18/06/2017

Sem vergonha nem culpa

Felipe Tourinho Felipe Tourinho
"O pior inimigo é aquele que perdeu a vergonha."

O Brasil, assaltado por uma onda impressionante de corrupção, toma aos poucos consciência de que esse modo de operar a democracia prevaleceu durante os últimos trinta anos e ocupa grande parte do espectro político.

A corrupção foi a ideia que serviu de amálgama para reunir as forças políticas tão diferentes que formaram a maioria parlamentar nos últimos anos. De ruralistas a sindicalistas, de liberais a comunistas, de conservadores a progressistas. Só mesmo a força do dinheiro para reunir num mesmo barco elementos tão dispares.

E por trás de tudo isso, as empreiteiras, que sonham com um mercado de trabalho com menos garantias e uma seguridade social menos generosa para os trabalhadores, mas que atuam para privatizar em vista aos seus próprios interesses o orçamento da união e o Congresso Nacional.

É certo que, nos últimos anos, houve, para isso, a forte contribuição da chamada maldição do petróleo. Isto acontece quando uma grande e súbita entrada de dinheiro ocorre em um país por conta do boom de algum recurso. Com muito dinheiro em caixa, o governo faz um enorme programa de gastos e distribui benesses generalizadas. Ele torna-se popular por um tempo, mas deixa um rastro de corrupção e ineficiência. A Venezuela, hoje, é o grande exemplo.

Para compreendermos a tragédia moral que se abateu sobre o Brasil, precisamos refletir sobre os mecanismos que nos faz cooperar socialmente e impedir que atuemos de forma anti-social. Precisamos falar sobre a vergonha e a culpa.

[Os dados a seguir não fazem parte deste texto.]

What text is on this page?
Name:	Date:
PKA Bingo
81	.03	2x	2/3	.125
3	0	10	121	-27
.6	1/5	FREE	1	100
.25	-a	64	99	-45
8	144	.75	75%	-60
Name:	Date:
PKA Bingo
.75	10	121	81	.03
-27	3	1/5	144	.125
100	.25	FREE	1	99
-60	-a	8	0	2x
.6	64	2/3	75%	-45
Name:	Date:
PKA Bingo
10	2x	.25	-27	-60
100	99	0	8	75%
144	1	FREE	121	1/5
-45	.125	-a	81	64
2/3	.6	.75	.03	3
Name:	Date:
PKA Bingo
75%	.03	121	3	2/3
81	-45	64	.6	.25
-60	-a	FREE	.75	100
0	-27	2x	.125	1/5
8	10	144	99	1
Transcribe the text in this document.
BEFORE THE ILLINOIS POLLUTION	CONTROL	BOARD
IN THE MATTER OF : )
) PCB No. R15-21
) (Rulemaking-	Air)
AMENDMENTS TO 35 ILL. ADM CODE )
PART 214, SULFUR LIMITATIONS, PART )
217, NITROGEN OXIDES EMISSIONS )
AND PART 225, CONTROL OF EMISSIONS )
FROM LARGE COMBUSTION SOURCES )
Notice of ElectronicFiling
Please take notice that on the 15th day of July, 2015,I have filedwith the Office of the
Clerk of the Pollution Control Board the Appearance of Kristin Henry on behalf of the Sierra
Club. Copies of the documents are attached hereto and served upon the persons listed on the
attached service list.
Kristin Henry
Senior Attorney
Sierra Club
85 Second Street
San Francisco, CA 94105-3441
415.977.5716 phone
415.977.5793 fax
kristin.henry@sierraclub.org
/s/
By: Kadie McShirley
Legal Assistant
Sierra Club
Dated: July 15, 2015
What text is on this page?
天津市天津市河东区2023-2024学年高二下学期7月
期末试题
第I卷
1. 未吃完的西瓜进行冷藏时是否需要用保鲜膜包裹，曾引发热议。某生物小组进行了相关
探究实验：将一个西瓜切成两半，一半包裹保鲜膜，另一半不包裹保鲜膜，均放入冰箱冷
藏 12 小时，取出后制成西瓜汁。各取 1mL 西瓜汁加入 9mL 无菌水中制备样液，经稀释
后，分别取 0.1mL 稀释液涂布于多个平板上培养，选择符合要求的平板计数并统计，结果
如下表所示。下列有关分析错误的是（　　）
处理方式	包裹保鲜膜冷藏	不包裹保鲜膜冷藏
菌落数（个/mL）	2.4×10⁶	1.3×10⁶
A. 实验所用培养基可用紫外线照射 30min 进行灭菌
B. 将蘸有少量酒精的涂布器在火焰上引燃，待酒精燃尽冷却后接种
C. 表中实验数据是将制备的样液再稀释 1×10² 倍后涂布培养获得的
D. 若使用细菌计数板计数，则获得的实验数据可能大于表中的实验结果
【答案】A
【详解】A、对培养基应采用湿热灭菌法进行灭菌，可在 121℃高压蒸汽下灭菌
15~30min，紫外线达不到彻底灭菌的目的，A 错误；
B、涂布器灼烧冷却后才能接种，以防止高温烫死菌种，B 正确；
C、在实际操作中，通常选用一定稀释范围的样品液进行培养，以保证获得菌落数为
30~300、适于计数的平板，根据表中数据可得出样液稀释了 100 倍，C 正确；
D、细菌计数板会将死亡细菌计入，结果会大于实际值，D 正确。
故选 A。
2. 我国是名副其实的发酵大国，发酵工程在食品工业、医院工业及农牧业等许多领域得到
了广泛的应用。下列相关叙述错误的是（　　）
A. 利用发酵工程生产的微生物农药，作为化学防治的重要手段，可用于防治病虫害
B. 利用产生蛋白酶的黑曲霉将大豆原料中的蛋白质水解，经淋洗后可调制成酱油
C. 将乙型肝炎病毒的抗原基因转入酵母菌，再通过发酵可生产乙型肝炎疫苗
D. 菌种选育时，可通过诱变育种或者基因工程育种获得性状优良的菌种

Durante muitos milhares de anos, nossa espécie viveu em bandos e tribos. Os sistemas de troca se baseavam em sistemas de parentesco muito variados e as trocas se davam de acordo com um sistema de reciprocidade.

O sociólogo e antropólogo francês Marcel Mauss (1872-1950) estudou os hábitos dos bandos e tribos contemporâneas em locais como Alaska, Austrália e Nova Zelândia, e percebeu que as trocas econômicas se davam dentro do contexto do que chamou de “fato social total”, que, nas palavras do também antropólogo Claude Levy-Strauss (1908-2009), é “dotado de significação simultaneamente social e religiosa, mágica e econômica, utilitária e sentimental, jurídica e moral”.

Nesse mundo pré-civilizado e pré-moderno, passamos centenas de milhares de anos. As civilizações datam de apenas seis mil anos e os direitos civis dos estados modernos têm entre um e dois séculos. O sistema de livre mercado capitalista tem pouquíssimo tempo se comparado com as centenas de milhares de anos que durou a pré-história. No bando e na tribo, é o sentimento de vergonha que impede os comportamentos antissociais. Não cometo um delito, não porque tenho medo de ser descoberto, mas porque não terei como olhar nos olhos dos membros do meu grupo, pois terei vergonha.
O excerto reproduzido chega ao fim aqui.